Health officials say disinfecting schools, offices, public places and other buildings to control the spread of the coronavirus is not carried out through a scientific method.
They claim that although in many parts of the world disinfections and sterilisation was carried out due to ignorance during the early stages of the pandemic, it has now been proven to be a futile practice.
Consultant Virologist at the Department of Virology of the Medical Research Institute Dr. Jude Jayamaha speaking at a media briefing yesterday said it would be futile to focus on disinfecting schools when they open in the near future.
He said China was witnessed disinfecting spaces when the pandemic broke out in 2020, adding it became a practice in other countries including Sri Lanka.
However, Dr. Jayamaha said such disinfections are not required adding that in relation to schools, they have been closed over a lengthy time period.
Dr. Jayamaha said the virus won’t jump over walls and enter schools and therefore called for caution over fear.

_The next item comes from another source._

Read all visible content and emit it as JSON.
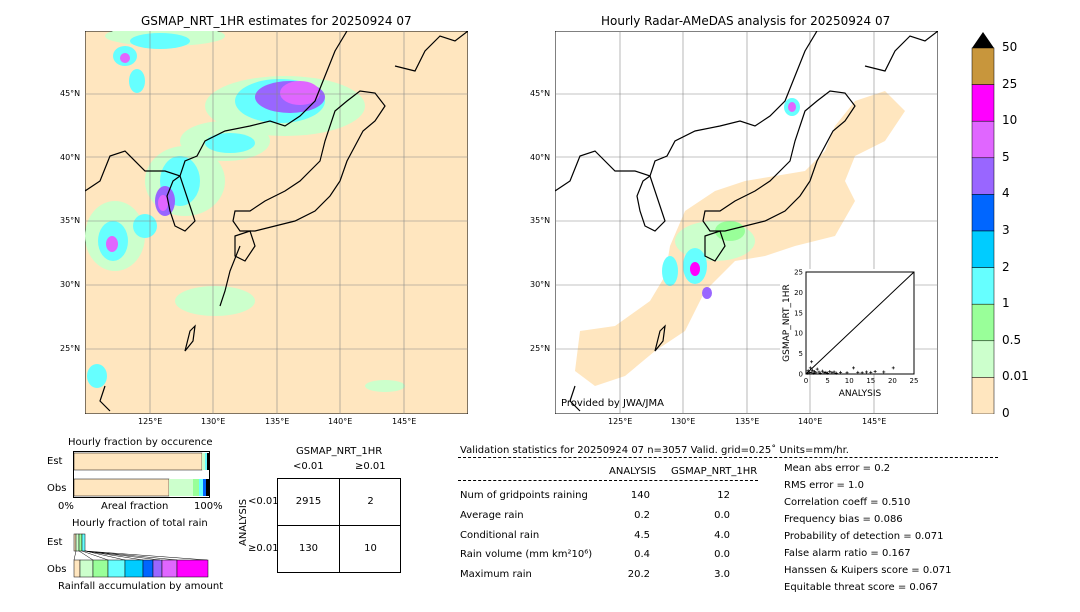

He also stated that in the event children test positive, disinfestations need not be carried out.
Meanwhile, Specialist in Microbiology at the Colombo South Teaching Hospital Dr. Shirani Chandrasiri joining the media briefing said the addition of liquids such as chlorine and sanitiser used for disinfection could lead to various diseases in future.
Dr. Chandrasiri said in order to remain safe from the coronavirus, it is not necessary to carry out disinfection but to prevent the virus from entering one’s body by wearing a mask in the appropriate manner.
Dr. Chandrasiri said certain chemicals can result in skin and eye diseases, could have an impact on the agriculture industry in future adding that the chemicals finally wash up to the seas or rivers.
She noted that the virus rests on metal surfaces such as door handles and other solid surfaces that are frequently used and called for sanitisation over disinfection through the use of an alcohol rub.